I have trouble understanding why the discrete logarithm problem in $(\mathbb{Z}_n,+)$ should be easy:
I tried it with the following example:
$$a \cdot b \equiv y \pmod {p}$$ If $a=11, b=2$ and $p=19$: $$11 \cdot 2 \equiv 3 \pmod {19}$$
If someone now has $b, y$ and $p$ how can he calculate $a$ efficiently?

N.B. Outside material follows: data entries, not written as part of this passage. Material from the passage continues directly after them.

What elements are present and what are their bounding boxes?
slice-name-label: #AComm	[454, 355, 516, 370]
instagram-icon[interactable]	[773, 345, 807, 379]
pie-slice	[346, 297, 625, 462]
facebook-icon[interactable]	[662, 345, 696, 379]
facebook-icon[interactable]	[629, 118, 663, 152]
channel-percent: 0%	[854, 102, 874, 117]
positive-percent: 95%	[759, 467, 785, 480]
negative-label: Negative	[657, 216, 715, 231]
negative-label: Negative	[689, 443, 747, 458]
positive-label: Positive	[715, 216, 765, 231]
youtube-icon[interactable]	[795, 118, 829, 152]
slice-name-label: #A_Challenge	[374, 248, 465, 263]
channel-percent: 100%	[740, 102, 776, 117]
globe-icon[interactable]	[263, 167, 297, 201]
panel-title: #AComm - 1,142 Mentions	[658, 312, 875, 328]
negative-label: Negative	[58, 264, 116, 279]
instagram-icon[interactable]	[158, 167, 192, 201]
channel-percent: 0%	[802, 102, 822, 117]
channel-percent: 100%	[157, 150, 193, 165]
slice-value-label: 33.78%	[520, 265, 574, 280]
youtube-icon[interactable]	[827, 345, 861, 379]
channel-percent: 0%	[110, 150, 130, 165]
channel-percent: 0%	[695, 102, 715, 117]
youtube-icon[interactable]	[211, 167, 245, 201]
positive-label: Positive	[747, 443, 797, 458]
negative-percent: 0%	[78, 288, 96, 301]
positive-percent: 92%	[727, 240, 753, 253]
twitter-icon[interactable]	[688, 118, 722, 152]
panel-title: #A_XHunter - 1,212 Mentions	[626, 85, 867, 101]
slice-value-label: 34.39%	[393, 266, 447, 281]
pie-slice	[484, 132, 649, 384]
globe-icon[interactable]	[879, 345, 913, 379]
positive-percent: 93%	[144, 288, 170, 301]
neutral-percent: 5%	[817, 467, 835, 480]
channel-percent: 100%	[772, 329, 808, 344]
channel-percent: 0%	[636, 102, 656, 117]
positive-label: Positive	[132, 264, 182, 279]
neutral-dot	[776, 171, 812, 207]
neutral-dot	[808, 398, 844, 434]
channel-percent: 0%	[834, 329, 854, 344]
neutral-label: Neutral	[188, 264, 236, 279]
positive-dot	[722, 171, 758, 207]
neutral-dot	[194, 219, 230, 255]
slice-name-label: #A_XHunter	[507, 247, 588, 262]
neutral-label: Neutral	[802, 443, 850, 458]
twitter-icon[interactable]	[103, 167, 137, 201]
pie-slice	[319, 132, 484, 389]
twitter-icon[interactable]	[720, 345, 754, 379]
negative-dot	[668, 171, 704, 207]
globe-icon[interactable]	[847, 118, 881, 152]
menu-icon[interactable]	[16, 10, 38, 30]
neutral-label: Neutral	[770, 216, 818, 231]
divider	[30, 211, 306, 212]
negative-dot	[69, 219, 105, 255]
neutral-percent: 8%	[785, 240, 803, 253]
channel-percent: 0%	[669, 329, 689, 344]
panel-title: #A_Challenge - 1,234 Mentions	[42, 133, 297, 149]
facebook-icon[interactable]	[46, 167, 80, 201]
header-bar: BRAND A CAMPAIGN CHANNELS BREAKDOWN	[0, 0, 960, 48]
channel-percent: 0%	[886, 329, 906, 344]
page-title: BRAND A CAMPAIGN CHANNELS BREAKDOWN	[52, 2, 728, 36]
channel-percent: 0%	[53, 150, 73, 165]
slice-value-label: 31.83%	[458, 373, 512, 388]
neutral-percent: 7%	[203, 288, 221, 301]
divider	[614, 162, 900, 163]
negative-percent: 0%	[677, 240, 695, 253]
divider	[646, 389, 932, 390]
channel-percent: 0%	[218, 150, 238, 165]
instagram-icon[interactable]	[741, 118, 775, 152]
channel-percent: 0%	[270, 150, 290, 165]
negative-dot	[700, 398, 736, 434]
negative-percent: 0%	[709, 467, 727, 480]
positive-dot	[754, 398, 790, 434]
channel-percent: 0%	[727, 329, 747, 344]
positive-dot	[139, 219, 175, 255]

$$a \cdot 2 \equiv 3 \pmod{19}$$
Using extended Euclidean algorithm, find integers $m, n$ such that $$bm+pn = GCD(b,p) = 1$$
For instance, $$2\cdot(-9)+19\cdot1 = 1$$ which can be rewritten as $$\begin{align*} bm&\equiv1&&\pmod p\\ 2\cdot(-9)&\equiv1&&\pmod{19}\\ 2\cdot10&\equiv1&&\pmod{19}\\ \end{align*}$$
This $(m\bmod p)$ is usually called the multiplicative inverse of $b$, or $b^{-1}$. Multiply both sides of $a\cdot2 \equiv3$ by $b^{-1} = (m\bmod p)=10$, $$\begin{align*} abb^{-1}&\equiv yb^{-1}&&\pmod p\\ a\cdot1&\equiv yb^{-1}\\ a\cdot2\cdot10 &\equiv3\cdot10 &&\pmod{19}\\ a&\equiv30\equiv11 \end{align*}$$ As you can see, $b$ cannot be a multiple of $p$, unless $y = 0$.